Geographical and Historical Chapters
In this digitized booklet there is a curious set of chapters from page 37 to page 88. These were written by James Parker and include a geographical description of Texas, which is an interesting summary of Texas as it was in 1844. One of his intentions in writing this seems to be as a warning to potential immigrants of both the opportunities and dangers found in Texas.

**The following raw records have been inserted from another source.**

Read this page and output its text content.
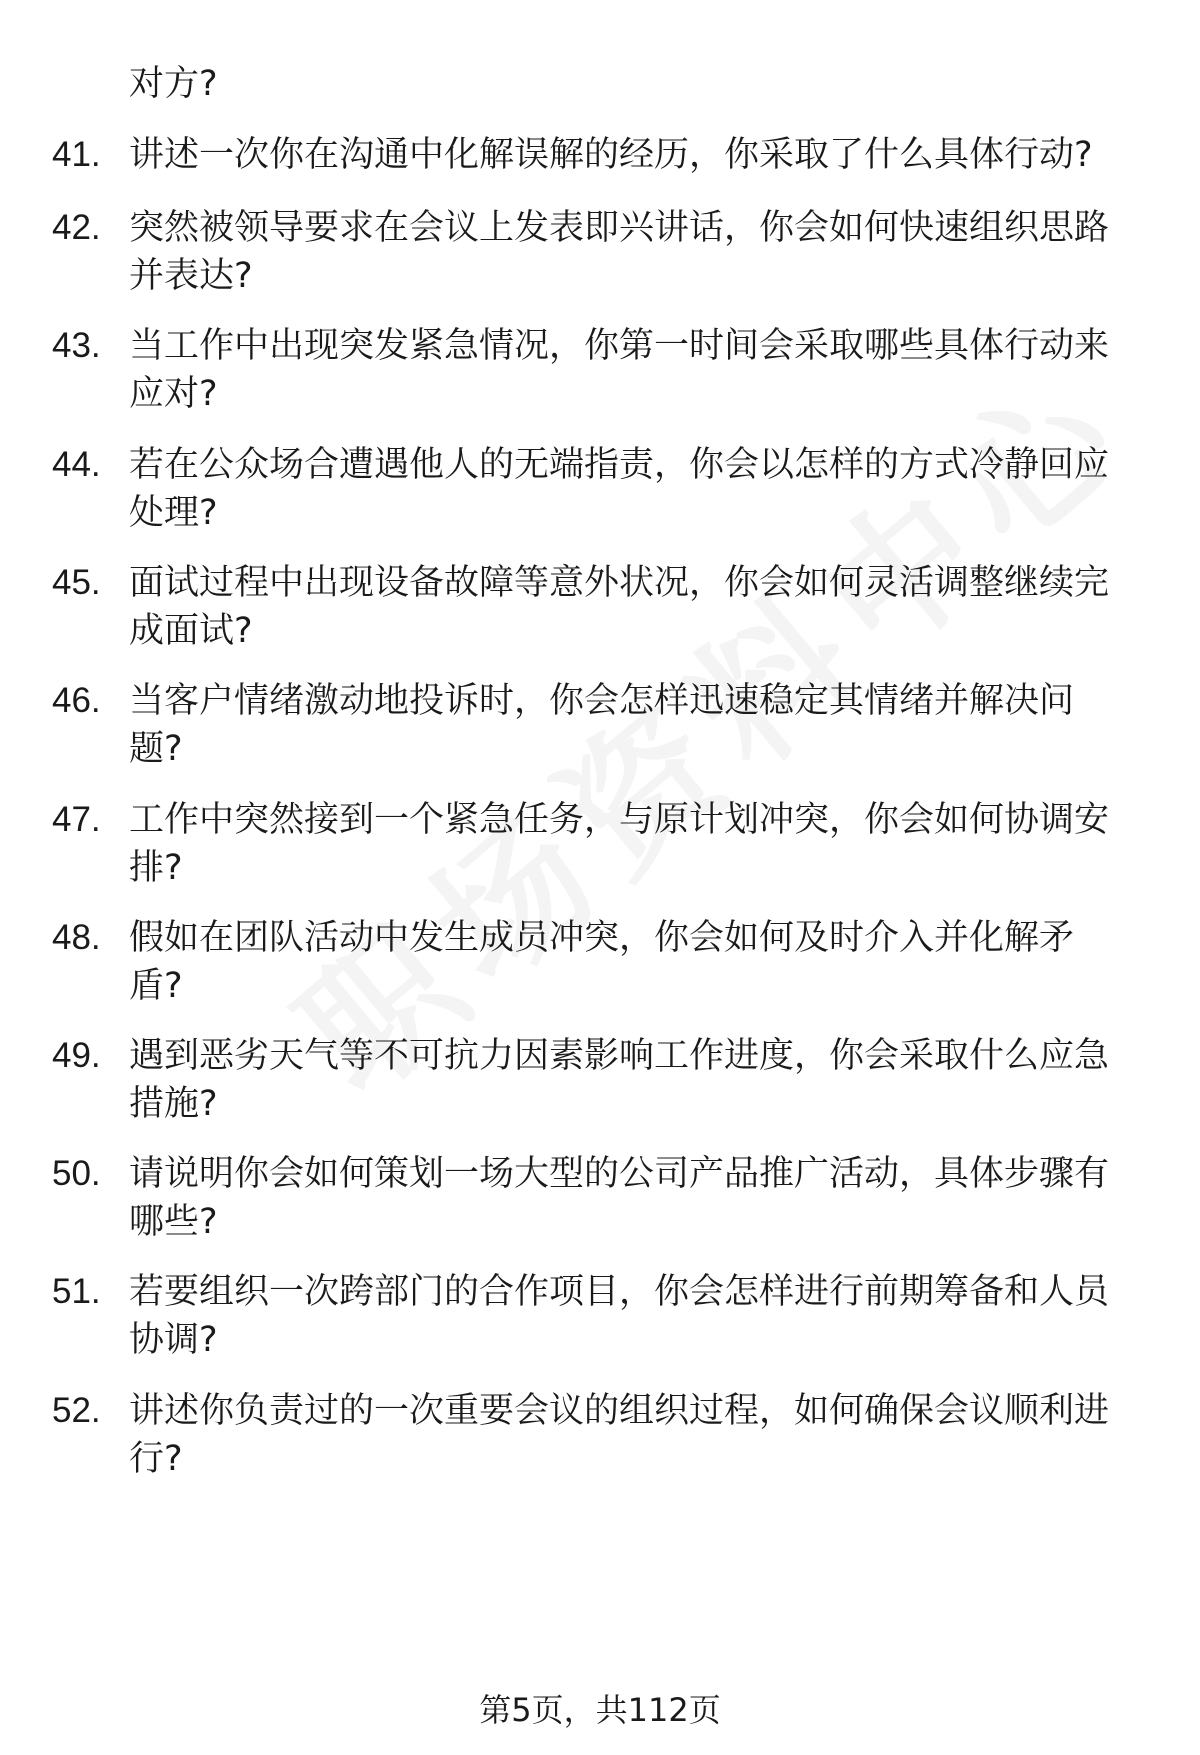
对方?
41. 讲述一次你在沟通中化解误解的经历，你采取了什么具体行动?
42. 突然被领导要求在会议上发表即兴讲话，你会如何快速组织思路
并表达?
43. 当工作中出现突发紧急情况，你第一时间会采取哪些具体行动来
应对?
44. 若在公众场合遭遇他人的无端指责，你会以怎样的方式冷静回应
处理?
45. 面试过程中出现设备故障等意外状况，你会如何灵活调整继续完
成面试?
46. 当客户情绪激动地投诉时，你会怎样迅速稳定其情绪并解决问
题?
47. 工作中突然接到一个紧急任务，与原计划冲突，你会如何协调安
排?
48. 假如在团队活动中发生成员冲突，你会如何及时介入并化解矛
盾?
49. 遇到恶劣天气等不可抗力因素影响工作进度，你会采取什么应急
措施?
50. 请说明你会如何策划一场大型的公司产品推广活动，具体步骤有
哪些?
51. 若要组织一次跨部门的合作项目，你会怎样进行前期筹备和人员
协调?
52. 讲述你负责过的一次重要会议的组织过程，如何确保会议顺利进
行?
第5页，共112页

He also writes a brief history of the Texas Revolution, again with the interesting perspective of someone present in Texas at the time. One significant episode he relates will be of interest to Second Amendment defenders. He tells how Texans supported Santa Anna’s rise to power because he had promised a more republican form of government than the previous Mexican presidents had practiced. But Santa Anna proved himself to be a worse despot than those before him:
Now enthroned in power, influenced and dictated to by the Priesthood of Mexico, he set about removing all obstacles to his continuance in power; the most formidable of which was the rifles of the people. It was therefore necessary that they should be disarmed, and that strong standing armies should be kept up to keep them so.”
Luckily the Texans objected to this threat and responded with their famous attitude of “come and take it.”
Parker ends this section with a statement that reflects his pride in Texas. These words still represent the feelings of proud Texans today:
“The morn of her greatness has already dawned, and the sun of her glory will soon rise in all its beauty and grandeur.”
James G. Plummer, Jr. says
Correction: Rachel Plummer’s husband did try to rescue his wife as one of the earliest historical accounts post-massacre said “armed only with a butcher knife Plummer took out across the Texas prairie trying to locate his wife & son.”
Unfortunately, Rev. James Parker (Rachel’s father) tried to revise some of the actual story, but he had the reputation that even Sam Houston described in a letter to Luther Plummer as a fallen Baptist preacher with a terrible reputation as a cheat. Note: That letter & it’s content can be found in Frank X. Tolbert’s book “An Informal History of Texas.”
Poor Potsherd says
Thanks for the updated info. Sorry I am so so late responding. I just updated the post with your information. And I ordered the Tolbert book. James Parker for all his tenacity, did not seem like a very Christian man.